The move elicited protests from other major employers in the state, notably including Caterpillar Inc.

CME has a data center in Aurora and a back office operation at 550 W. Washington. It also keeps a corporate headquarters at 20 S. Wacker, a two-tower complex where it used to have trading floors.

The threat to leave town seems to contradict another CME initiative to have trading firms place equipment inside the company’s data center in Aurora. Called co-location, the service promises firms that the proximity will shave milliseconds off trade processing time, which is seen as an advantage in hyper-fast markets.

But company executives said any extra costs firms would face for moving that equipment would quickly be repaid by state eager to get CME. The company is believed to be looking at New York, New Jersey, Texas and Indiana.

Jack Sandner, retired chairman of CME and a member of its board, said the threat is not idle. “The message is we’ll move if we have to,” he said.

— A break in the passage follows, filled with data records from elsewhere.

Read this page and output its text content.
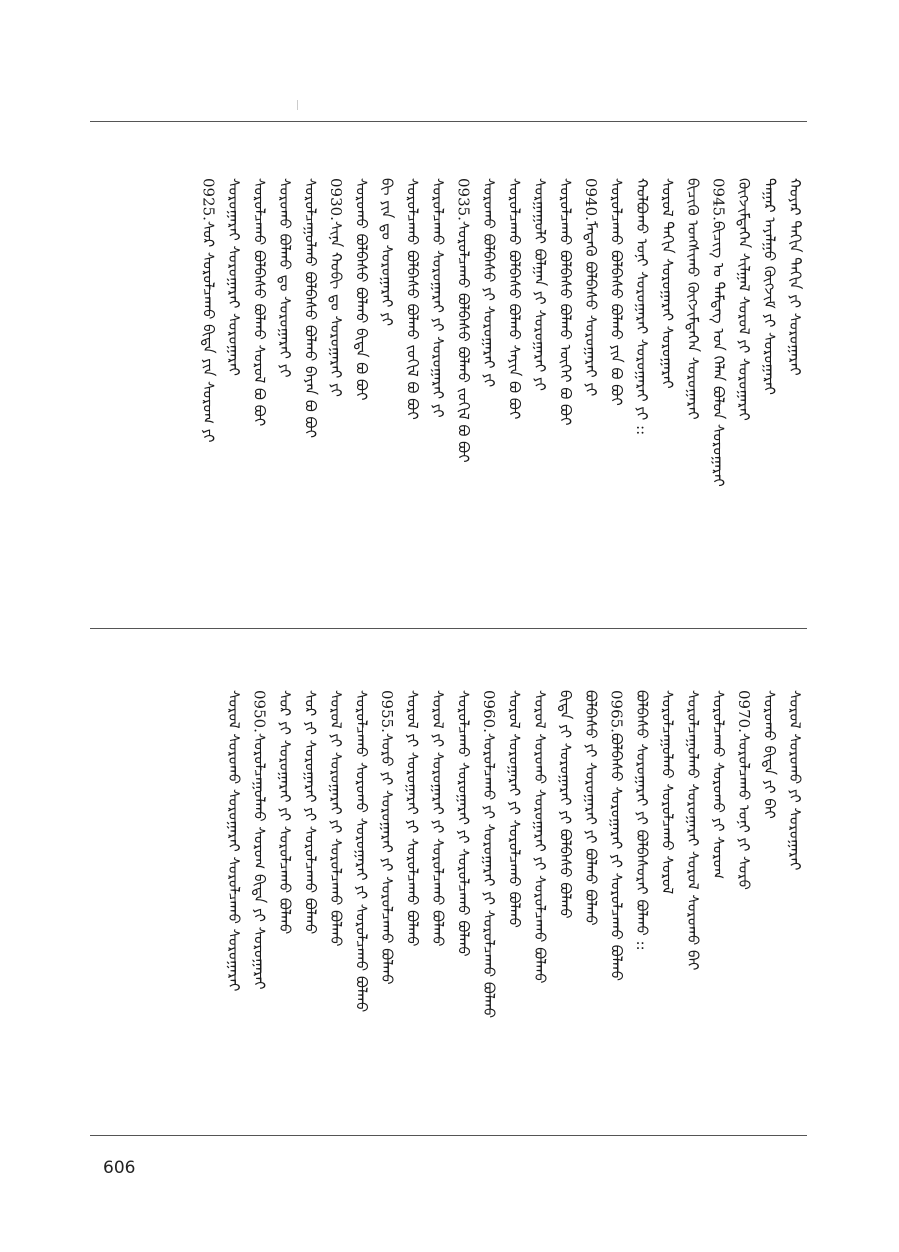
ᠬᠣᠶᠠᠷ ᠳᠠᠬᠢᠨ ᠳᠠᠬᠢᠨ ᠶᠢ ᠰᠤᠷᠤᠭᠠᠷᠠᠢ
ᠲᠠᠭᠠᠷ ᠠᠶᠠᠯᠭᠤ ᠬᠥᠭᠵᠢᠮ ᠶᠢ ᠰᠤᠷᠤᠭᠠᠷᠠᠢ
ᠬᠥᠭᠵᠢᠮᠳᠡᠭᠡᠨ ᠰᠢᠯᠭᠠᠯ ᠰᠤᠷᠤᠯ ᠶᠢ ᠰᠤᠷᠤᠭᠠᠷᠠᠢ
0945.ᠪᠢᠴᠢᠭ ᠤ ᠲᠡᠮᠳᠡᠭ ᠤᠨ ᠬᠡᠯᠡᠨ ᠪᠤᠯᠤᠨ ᠰᠤᠷᠤᠭᠠᠷᠠᠢ
ᠪᠢᠴᠢᠬᠦ ᠤᠩᠰᠢᠬᠤ ᠬᠥᠭᠵᠢᠮᠳᠡᠭᠡᠨ ᠰᠤᠷᠤᠭᠠᠷᠠᠢ
ᠰᠤᠷᠤᠯ ᠳᠠᠬᠢᠨ ᠰᠤᠷᠤᠭᠠᠷᠠᠢ ᠰᠤᠷᠤᠭᠠᠷᠠᠢ
ᠬᠣᠯᠪᠣᠬᠤ ᠤᠨᠢ ᠰᠤᠷᠤᠭᠠᠷᠠᠢ ᠰᠤᠷᠤᠭᠠᠷᠠᠢ ᠶᠢ ::
ᠰᠤᠷᠤᠯᠴᠠᠬᠤ ᠪᠣᠯᠪᠠᠰᠤ ᠪᠣᠯᠬᠤ ᠶᠢᠨ ᠪᠣ ᠪᠤᠢ
0940.ᠮᠡᠳᠡᠬᠦ ᠪᠣᠯᠪᠠᠰᠤ ᠰᠤᠷᠤᠭᠠᠷᠠᠢ ᠶᠢ
ᠰᠤᠷᠤᠯᠴᠠᠬᠤ ᠪᠣᠯᠪᠠᠰᠤ ᠪᠣᠯᠬᠤ ᠦᠭᠡᠢ ᠪᠣ ᠪᠤᠢ
ᠰᠤᠷᠭᠠᠭᠤᠯᠢ ᠪᠣᠯᠭᠠᠨ ᠶᠢ ᠰᠤᠷᠤᠭᠠᠷᠠᠢ ᠶᠢ
ᠰᠤᠷᠤᠯᠴᠠᠬᠤ ᠪᠣᠯᠪᠠᠰᠤ ᠪᠣᠯᠬᠤ ᠰᠠᠶᠢᠨ ᠪᠣ ᠪᠤᠢ
ᠰᠤᠷᠤᠬᠤ ᠪᠣᠯᠪᠠᠰᠤ ᠶᠢ ᠰᠤᠷᠤᠭᠠᠷᠠᠢ ᠶᠢ
0935.ᠰᠤᠷᠤᠯᠴᠠᠬᠤ ᠪᠣᠯᠪᠠᠰᠤ ᠪᠣᠯᠬᠤ ᠵᠣᠬᠢᠯ ᠪᠣ ᠪᠤᠢ
ᠰᠤᠷᠤᠯᠴᠠᠬᠤ ᠰᠤᠷᠤᠭᠠᠷᠠᠢ ᠶᠢ ᠰᠤᠷᠤᠭᠠᠷᠠᠢ ᠶᠢ
ᠰᠤᠷᠤᠯᠴᠠᠬᠤ ᠪᠣᠯᠪᠠᠰᠤ ᠪᠣᠯᠬᠤ ᠵᠣᠬᠢᠯ ᠪᠣ ᠪᠤᠢ
ᠪᠢ ᠶᠢᠨ ᠳᠣ ᠰᠤᠷᠤᠭᠠᠷᠠᠢ ᠶᠢ
ᠰᠤᠷᠤᠬᠤ ᠪᠣᠯᠪᠠᠰᠤ ᠪᠣᠯᠬᠤ ᠪᠢᠳᠡ ᠪᠣ ᠪᠤᠢ
0930.ᠰᠢᠨᠡ ᠬᠤᠪᠢ ᠳᠤ ᠰᠤᠷᠤᠭᠠᠷᠠᠢ ᠶᠢ
ᠰᠤᠷᠤᠯᠴᠠᠭᠤᠯᠬᠤ ᠪᠣᠯᠪᠠᠰᠤ ᠪᠣᠯᠬᠤ ᠪᠠᠶᠠᠨ ᠪᠣ ᠪᠤᠢ
ᠰᠤᠷᠤᠬᠤ ᠪᠣᠯᠬᠤ ᠳᠤ ᠰᠤᠷᠤᠭᠠᠷᠠᠢ ᠶᠢ
ᠰᠤᠷᠤᠯᠴᠠᠬᠤ ᠪᠣᠯᠪᠠᠰᠤ ᠪᠣᠯᠬᠤ ᠰᠤᠷᠤᠯ ᠪᠣ ᠪᠤᠢ
ᠰᠤᠷᠤᠭᠠᠷᠠᠢ ᠰᠤᠷᠤᠭᠠᠷᠠᠢ ᠰᠤᠷᠤᠭᠠᠷᠠᠢ
0925.ᠰᠤᠷ ᠰᠤᠷᠤᠯᠴᠠᠬᠤ ᠪᠢᠳᠡ ᠶᠢᠨ ᠰᠤᠷᠤᠭ ᠶᠢ
ᠰᠤᠷᠤᠯ ᠰᠤᠷᠤᠬᠤ ᠶᠢ ᠰᠤᠷᠤᠭᠠᠷᠠᠢ
ᠰᠤᠷᠤᠬᠤ ᠪᠢᠳᠡ ᠶᠢ ᠪᠠᠢ
0970.ᠰᠤᠷᠤᠯᠴᠠᠬᠤ ᠤᠨᠢ ᠶᠢ ᠰᠤᠷᠤ
ᠰᠤᠷᠤᠯᠴᠠᠬᠤ ᠰᠤᠷᠤᠬᠤ ᠶᠢ ᠰᠤᠷᠤᠭ
ᠰᠤᠷᠤᠯᠴᠠᠭᠤᠯᠬᠤ ᠰᠤᠷᠤᠭᠠᠷᠠᠢ ᠰᠤᠷᠤᠯ ᠰᠤᠷᠤᠬᠤ ᠪᠠᠢ
ᠰᠤᠷᠤᠯᠴᠠᠭᠤᠯᠬᠤ ᠰᠤᠷᠤᠯᠴᠠᠬᠤ ᠰᠤᠷᠤᠯ
ᠪᠣᠯᠪᠠᠰᠤ ᠰᠤᠷᠤᠭᠠᠷᠠᠢ ᠶᠢ ᠪᠣᠯᠪᠠᠰᠤᠷᠠᠢ ᠪᠣᠯᠬᠤ ::
0965.ᠪᠣᠯᠪᠠᠰᠤ ᠰᠤᠷᠤᠭᠠᠷᠠᠢ ᠶᠢ ᠰᠤᠷᠤᠯᠴᠠᠬᠤ ᠪᠣᠯᠬᠤ
ᠪᠣᠯᠪᠠᠰᠤ ᠶᠢ ᠰᠤᠷᠤᠭᠠᠷᠠᠢ ᠶᠢ ᠪᠣᠯᠬᠤ ᠪᠣᠯᠬᠤ
ᠪᠢᠳᠡ ᠶᠢ ᠰᠤᠷᠤᠭᠠᠷᠠᠢ ᠶᠢ ᠪᠣᠯᠪᠠᠰᠤ ᠪᠣᠯᠬᠤ
ᠰᠤᠷᠤᠯ ᠰᠤᠷᠤᠬᠤ ᠰᠤᠷᠤᠭᠠᠷᠠᠢ ᠶᠢ ᠰᠤᠷᠤᠯᠴᠠᠬᠤ ᠪᠣᠯᠬᠤ
ᠰᠤᠷᠤᠯ ᠰᠤᠷᠤᠭᠠᠷᠠᠢ ᠶᠢ ᠰᠤᠷᠤᠯᠴᠠᠬᠤ ᠪᠣᠯᠬᠤ
0960.ᠰᠤᠷᠤᠯᠴᠠᠬᠤ ᠶᠢ ᠰᠤᠷᠤᠭᠠᠷᠠᠢ ᠶᠢ ᠰᠤᠷᠤᠯᠴᠠᠬᠤ ᠪᠣᠯᠬᠤ
ᠰᠤᠷᠤᠯᠴᠠᠬᠤ ᠰᠤᠷᠤᠭᠠᠷᠠᠢ ᠶᠢ ᠰᠤᠷᠤᠯᠴᠠᠬᠤ ᠪᠣᠯᠬᠤ
ᠰᠤᠷᠤᠯ ᠶᠢ ᠰᠤᠷᠤᠭᠠᠷᠠᠢ ᠶᠢ ᠰᠤᠷᠤᠯᠴᠠᠬᠤ ᠪᠣᠯᠬᠤ
ᠰᠤᠷᠤᠯ ᠶᠢ ᠰᠤᠷᠤᠭᠠᠷᠠᠢ ᠶᠢ ᠰᠤᠷᠤᠯᠴᠠᠬᠤ ᠪᠣᠯᠬᠤ
0955.ᠰᠤᠷᠤ ᠶᠢ ᠰᠤᠷᠤᠭᠠᠷᠠᠢ ᠶᠢ ᠰᠤᠷᠤᠯᠴᠠᠬᠤ ᠪᠣᠯᠬᠤ
ᠰᠤᠷᠤᠯᠴᠠᠬᠤ ᠰᠤᠷᠤᠬᠤ ᠰᠤᠷᠤᠭᠠᠷᠠᠢ ᠶᠢ ᠰᠤᠷᠤᠯᠴᠠᠬᠤ ᠪᠣᠯᠬᠤ
ᠰᠤᠷᠤᠯ ᠶᠢ ᠰᠤᠷᠤᠭᠠᠷᠠᠢ ᠶᠢ ᠰᠤᠷᠤᠯᠴᠠᠬᠤ ᠪᠣᠯᠬᠤ
ᠰᠤᠷ ᠶᠢ ᠰᠤᠷᠤᠭᠠᠷᠠᠢ ᠶᠢ ᠰᠤᠷᠤᠯᠴᠠᠬᠤ ᠪᠣᠯᠬᠤ
ᠰᠤᠷ ᠶᠢ ᠰᠤᠷᠤᠭᠠᠷᠠᠢ ᠶᠢ ᠰᠤᠷᠤᠯᠴᠠᠬᠤ ᠪᠣᠯᠬᠤ
0950.ᠰᠤᠷᠤᠯᠴᠠᠭᠤᠯᠬᠤ ᠰᠤᠷᠤᠭ ᠪᠢᠳᠡ ᠶᠢ ᠰᠤᠷᠤᠭᠠᠷᠠᠢ
ᠰᠤᠷᠤᠯ ᠰᠤᠷᠤᠬᠤ ᠰᠤᠷᠤᠭᠠᠷᠠᠢ ᠰᠤᠷᠤᠯᠴᠠᠬᠤ ᠰᠤᠷᠤᠭᠠᠷᠠᠢ
606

But the threat also could raise criticism of the company, which booked a profit of $951 million last year on revenue of $3 billion, a margin that’s the envy of many industries.

CME also took a $15 million subsidy from the city for costs related to its renovation of the Board of Trade property, a landmark building.

At the shareholders meeting, one person asked Duffy if the company will give the money to city schools, “since they need it more than we do.” Duffy replied that the money rightfully belongs to shareholders and that he would have been remiss in not getting it from the city.